If your bulbs are 75-100 watts, then you're looking at like 6 bulbs...the number of splitters is pretty much irrelevant. (Mild concern regarding open sockets, but not too major)
If you're talking 45 watt bulbs, then you could up that to like you're talking christmas tree type lights.

This is all extremely fuzzy anecdotal math..but it gives you a general idea.
posted by AltReality at 3:35 PM on December 28, 2010

another thought....just add bulbs until your breaker pops...then remove one.

(waiting for all the firefighters in the crowd to jump on me for that one)
posted by AltReality at 3:46 PM on December 28, 2010

There is another bottleneck: heat.
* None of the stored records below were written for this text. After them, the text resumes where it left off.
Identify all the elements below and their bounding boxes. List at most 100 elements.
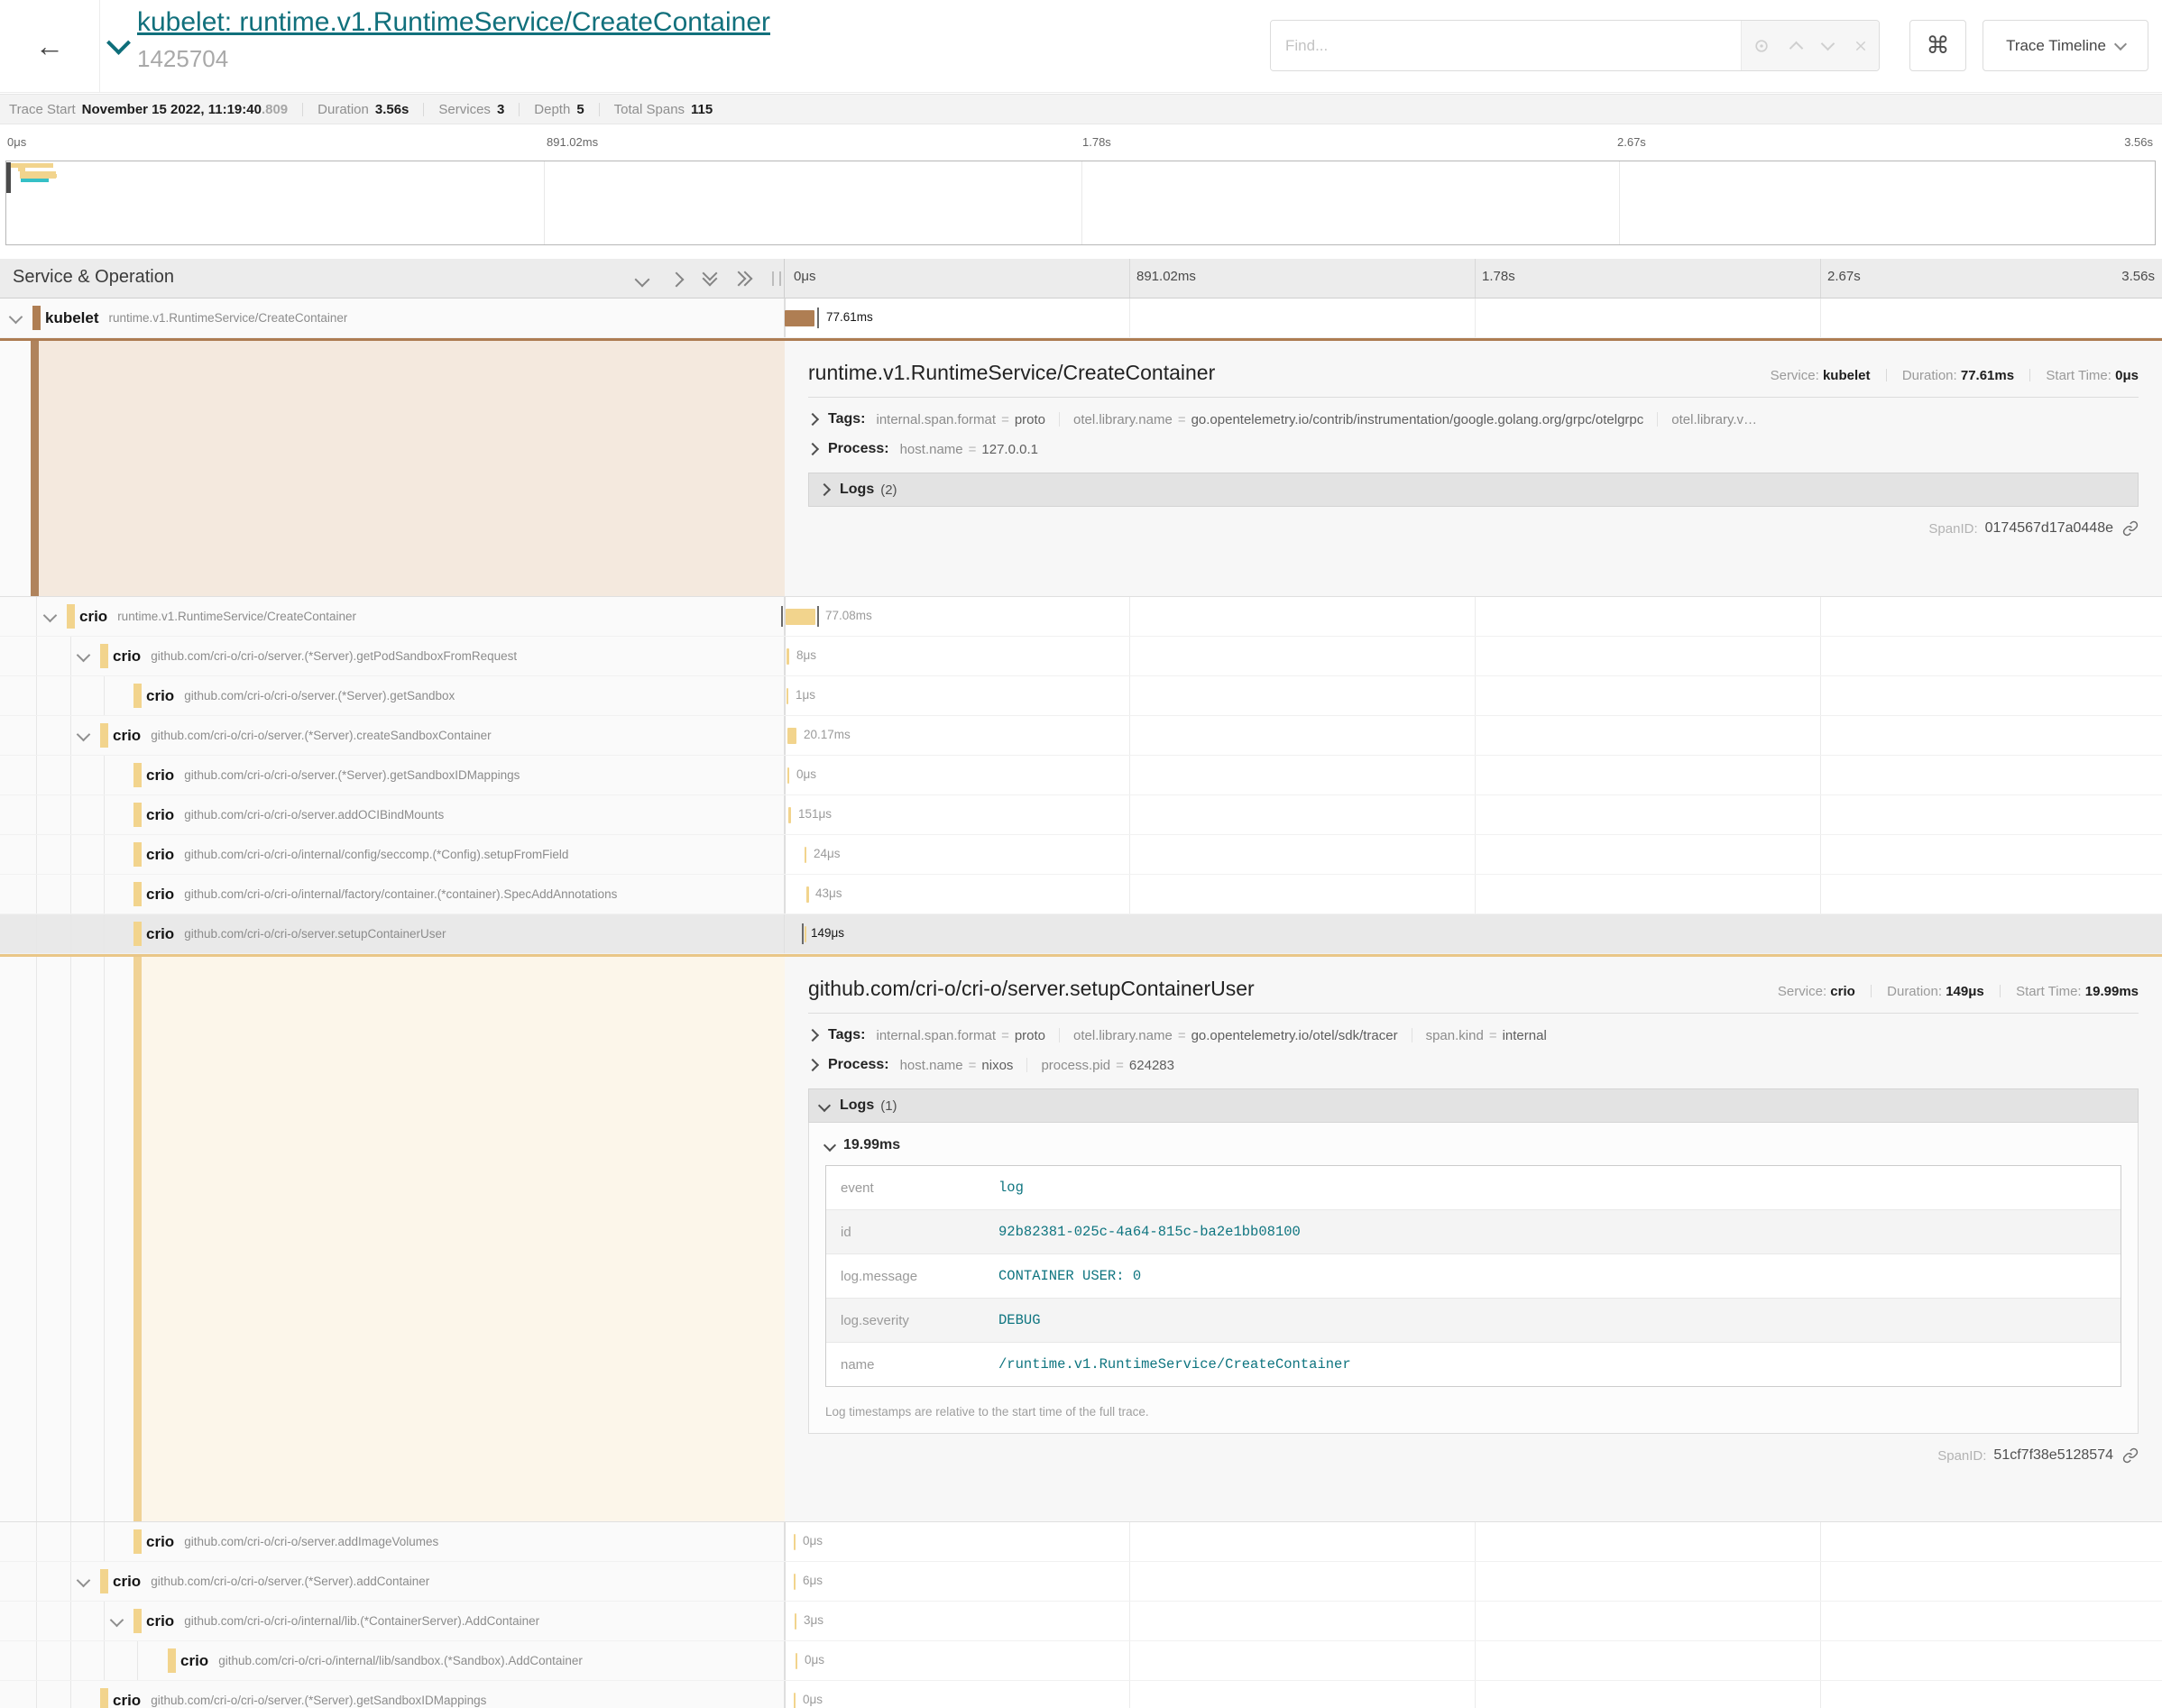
minimap-span-bar-teal [21,179,49,182]
span-name-cell[interactable]: criogithub.com/cri-o/cri-o/server.(*Serv… [0,637,785,675]
detail-tint [39,341,785,596]
log-field-value: 92b82381-025c-4a64-815c-ba2e1bb08100 [998,1224,1301,1240]
minimap-drag-handle[interactable] [6,162,11,193]
row-collapse-icon[interactable] [77,648,91,663]
trace-title-chevron-down-icon[interactable] [106,31,131,55]
span-duration-bar[interactable] [787,767,789,784]
span-row[interactable]: criogithub.com/cri-o/cri-o/internal/lib/… [0,1641,2162,1681]
row-collapse-icon[interactable] [43,609,58,623]
span-name-cell[interactable]: criogithub.com/cri-o/cri-o/internal/lib.… [0,1602,785,1640]
span-duration-bar[interactable] [787,728,796,744]
log-field-value: DEBUG [998,1312,1041,1328]
span-row[interactable]: kubeletruntime.v1.RuntimeService/CreateC… [0,298,2162,338]
span-duration-label: 0μs [796,767,816,781]
copy-link-icon[interactable] [2122,1447,2139,1464]
tags-row[interactable]: Tags: internal.span.formatproto otel.lib… [808,411,2139,427]
chevron-right-icon [808,1029,819,1042]
back-button[interactable]: ← [0,0,100,92]
process-row[interactable]: Process: host.namenixos process.pid62428… [808,1057,2139,1073]
span-name-cell[interactable]: kubeletruntime.v1.RuntimeService/CreateC… [0,298,785,337]
column-resize-handle[interactable] [772,271,781,286]
span-duration-bar[interactable] [794,1693,796,1708]
span-duration-bar[interactable] [806,886,809,903]
logs-footnote: Log timestamps are relative to the start… [825,1401,2121,1419]
span-row[interactable]: criogithub.com/cri-o/cri-o/server.(*Serv… [0,716,2162,756]
collapse-one-level-icon[interactable] [671,273,682,289]
span-operation: github.com/cri-o/cri-o/server.(*Server).… [151,1575,429,1588]
span-row[interactable]: criogithub.com/cri-o/cri-o/internal/fact… [0,875,2162,914]
log-field-key: id [826,1225,998,1240]
span-row[interactable]: criogithub.com/cri-o/cri-o/server.addOCI… [0,795,2162,835]
log-entry-header[interactable]: 19.99ms [825,1137,2121,1153]
logs-section-header[interactable]: Logs (2) [808,473,2139,507]
span-row[interactable]: crioruntime.v1.RuntimeService/CreateCont… [0,597,2162,637]
find-clear-icon[interactable] [1854,39,1868,53]
row-collapse-icon[interactable] [110,1613,124,1628]
span-row[interactable]: criogithub.com/cri-o/cri-o/server.(*Serv… [0,637,2162,676]
span-name-cell[interactable]: criogithub.com/cri-o/cri-o/server.setupC… [0,914,785,953]
span-duration-bar[interactable] [785,310,814,326]
find-input[interactable] [1271,21,1741,70]
divider [423,103,424,116]
span-row[interactable]: criogithub.com/cri-o/cri-o/server.(*Serv… [0,676,2162,716]
span-color-bar [100,723,108,748]
span-duration-bar[interactable] [794,1534,796,1550]
row-collapse-icon[interactable] [77,1574,91,1588]
keyboard-shortcuts-button[interactable]: ⌘ [1909,20,1966,71]
span-duration-bar[interactable] [786,609,815,625]
span-operation: github.com/cri-o/cri-o/server.addOCIBind… [184,808,444,822]
collapse-all-icon[interactable] [738,273,750,284]
span-duration-bar[interactable] [805,926,806,942]
span-name-cell[interactable]: criogithub.com/cri-o/cri-o/server.(*Serv… [0,1681,785,1708]
span-row[interactable]: criogithub.com/cri-o/cri-o/server.(*Serv… [0,1681,2162,1708]
span-row[interactable]: criogithub.com/cri-o/cri-o/server.(*Serv… [0,1562,2162,1602]
trace-title-link[interactable]: kubelet: runtime.v1.RuntimeService/Creat… [137,7,770,38]
find-prev-icon[interactable] [1789,41,1804,55]
span-duration-bar[interactable] [794,1574,796,1590]
view-selector-button[interactable]: Trace Timeline [1983,20,2148,71]
expand-one-level-icon[interactable] [637,273,648,289]
tags-row[interactable]: Tags: internal.span.formatproto otel.lib… [808,1027,2139,1043]
span-row[interactable]: criogithub.com/cri-o/cri-o/server.(*Serv… [0,756,2162,795]
chevron-right-icon [818,483,831,496]
span-name-cell[interactable]: criogithub.com/cri-o/cri-o/internal/fact… [0,875,785,914]
span-name-cell[interactable]: criogithub.com/cri-o/cri-o/server.addIma… [0,1522,785,1561]
span-row[interactable]: criogithub.com/cri-o/cri-o/internal/conf… [0,835,2162,875]
span-color-bar [133,684,142,708]
detail-card: github.com/cri-o/cri-o/server.setupConta… [785,957,2162,1521]
span-name-cell[interactable]: criogithub.com/cri-o/cri-o/server.(*Serv… [0,756,785,794]
span-name-cell[interactable]: criogithub.com/cri-o/cri-o/internal/conf… [0,835,785,874]
span-duration-bar[interactable] [788,807,791,823]
row-collapse-icon[interactable] [77,728,91,742]
row-collapse-icon[interactable] [9,310,23,325]
span-name-cell[interactable]: criogithub.com/cri-o/cri-o/server.(*Serv… [0,1562,785,1601]
span-duration-bar[interactable] [787,648,789,665]
duration-value: 77.61ms [1961,368,2014,383]
span-name-cell[interactable]: criogithub.com/cri-o/cri-o/server.(*Serv… [0,716,785,755]
span-name-cell[interactable]: crioruntime.v1.RuntimeService/CreateCont… [0,597,785,636]
span-duration-bar[interactable] [805,847,806,863]
process-row[interactable]: Process: host.name127.0.0.1 [808,441,2139,457]
span-name-cell[interactable]: criogithub.com/cri-o/cri-o/server.addOCI… [0,795,785,834]
span-row[interactable]: criogithub.com/cri-o/cri-o/internal/lib.… [0,1602,2162,1641]
logs-section-header[interactable]: Logs (1) [808,1088,2139,1123]
services-value: 3 [497,102,504,117]
span-duration-bar[interactable] [796,1653,797,1669]
span-row[interactable]: criogithub.com/cri-o/cri-o/server.addIma… [0,1522,2162,1562]
span-name-cell[interactable]: criogithub.com/cri-o/cri-o/internal/lib/… [0,1641,785,1680]
span-row-selected[interactable]: criogithub.com/cri-o/cri-o/server.setupC… [0,914,2162,954]
logs-body: 19.99ms event log id 92b82381-025c-4a64-… [808,1123,2139,1434]
find-next-icon[interactable] [1820,37,1835,51]
span-duration-label: 151μs [798,807,832,821]
span-service: crio [146,925,174,943]
span-name-cell[interactable]: criogithub.com/cri-o/cri-o/server.(*Serv… [0,676,785,715]
copy-link-icon[interactable] [2122,520,2139,537]
expand-all-icon[interactable] [704,273,715,284]
span-duration-bar[interactable] [795,1613,796,1630]
span-duration-bar[interactable] [787,688,788,704]
duration-label: Duration: [1887,984,1942,999]
trace-minimap[interactable] [5,161,2156,245]
divider [519,103,520,116]
locate-icon[interactable] [1753,37,1771,55]
span-operation: github.com/cri-o/cri-o/server.(*Server).… [151,1694,486,1707]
If you put 4+ incandescent bulbs very near to each other that's a 240-480W space heater which is very likely a fire hazard when hanging there unshielded and near a wall surface.
posted by Rhomboid at 4:34 PM on December 28, 2010

Best answer: The math is pretty simple on this; you can add as many splitters as long as the wattage on the bulbs in total isn't more then 660. This means 11 60-watt incandescents or many more 60-watt equivalent CFLs.

If the fixture you are screwing the first splitter into is less than 660w, use that as your divisor.

Most residential lighting circuits in the US are 15 amp, or about 1800 watts, so your limit is either the base fixture or the first splitter.
posted by tomierna at 4:39 PM on December 28, 2010

tomiera has the right math though you are probably limited by your fixture as they are generally a lot less than 660 watts.

Unless some scary looking Rube Goldbergest appearance is the goal what not change out to a different fixture? For example a 6 holder raceway bar is only $20 and I've seen them for only a few dollars at our ReNew Store. That would let you load 600 watts a lot safer than 6 y-adapters and for only $2 more.
posted by Mitheral at 4:59 PM on December 28, 2010

Best answer: There's a full "fractal" chandelier based on this concept. Looks like 48 low-wattage bulbs if you can get the 4-way splitter that starts it all.
posted by O9scar at 8:05 PM on December 28, 2010

MeFi's own Daniel Rutter did it, with less secure sounding Australian Y adaptors.
posted by Kyol at 9:12 PM on December 28, 2010

In some old late-60s film (Butterflies Are Free? I Love You Alice B. Toklas?) one of the charcters has a fractal chandelier with I'd guess a couple dozen 7.5 watt bulbs.